(I posted this commentary last year on the anniversary of Kennedy’s assassination.)
For West Virginians old enough to remember, today is a tragic anniversary. It was on this day, November 22, 1963, that President John F. Kennedy was assassinated in Dallas.
Kennedy is more closely associated with West Virginia than any other President because of his famous 1960 campaign here. The young Senator from Massachusetts with the strange accent made the Mountain State a test for whether a Roman Catholic could win in a heavily Protestant state.
He traveled the hills and hollows of the state, shaking hands with coal miners as they changed shifts, greeting folks in diners and making multiple TV and radio appearances. The Kennedy campaign also showered money on southern West Virginia Democratic power brokers who ensured Kennedy was on the preferred slate of candidates.
Associated Press reporter Herb Little recounted that Kennedy used a speech the Sunday night before the Primary Election to reassure voters of his commitment to the separation of church and state.
“And if he breaks his oath,” Kennedy said of his pledge, “he is not only committing a crime against the Constitution, for which the Congress can impeach him—but he is committing a sin against God.”
The JFK Library describes Kennedy’s relationship with West Virginia: “He shone a national spotlight on their plight and detailed a plan for economic recovery. He commended their strength in the face of adversity. He affirmed the separation of church and state. And on May 10, 1960, the people of an economically distressed, overwhelmingly Protestant, hardscrabble state in Appalachia put their trust in the elegant, young Catholic senator, who spoke in a Boston accent about a brighter future.”

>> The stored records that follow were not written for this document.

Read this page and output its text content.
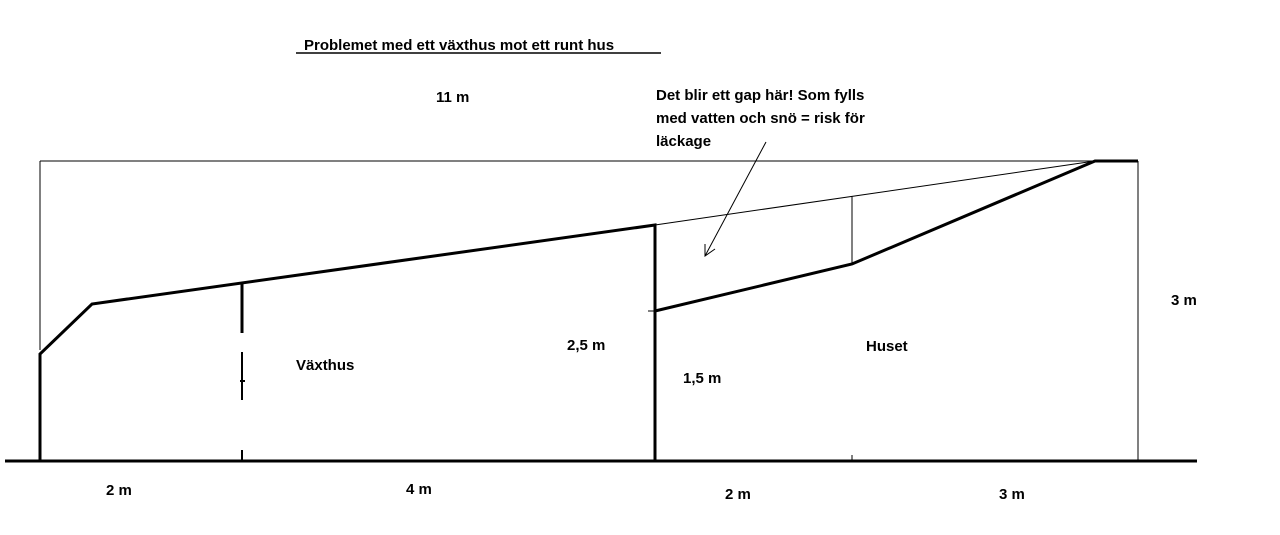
Problemet med ett växthus mot ett runt hus
11 m
3 m
2,5 m
1,5 m
2 m	4 m	2 m	3 m
Växthus
Huset
Det blir ett gap här! Som fylls
med vatten och snö = risk för
läckage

Kennedy was deeply impacted by the poverty he saw in West Virginia, and he followed through on his promises. The West Virginia Encyclopedia reports that he dramatically increased federal aid to the state, expanded welfare benefits to the poor, boosted federal defense contracts here and included a major interstate in the federal highway program.
Kennedy returned to the state on June 20, 1963, to participate in the state’s centennial celebration. On that rainy day, the President of the United States credited our state with his dramatic political ascension.
“I would not be where I am now, I would not have some of the responsibilities which I now bear, if it had not been for the people of West Virginia,” he said, referring to his Primary Election victory.
Five months later he was murdered.
The Wheeling Intelligencer newspaper ran a front page editorial mourning the President’s death. “Today there are no Republicans, no Democrats, no political friends or foes in the land—just a sorrowing and bewildered people whose sympathy goes out to the members of the Kennedy family, and who in their own right, mourn the tragic passing of a gallant leader and a beloved human being.”
Partisans and historians can argue over Kennedy’s legacy, but what is undeniable is that once there was an unlikely candidate for President who came to know West Virginia as well as we know ourselves. He never forgot our state during the few short years of his life after his election.
And 61 years after his death, West Virginia still remembers him fondly and mourns the loss.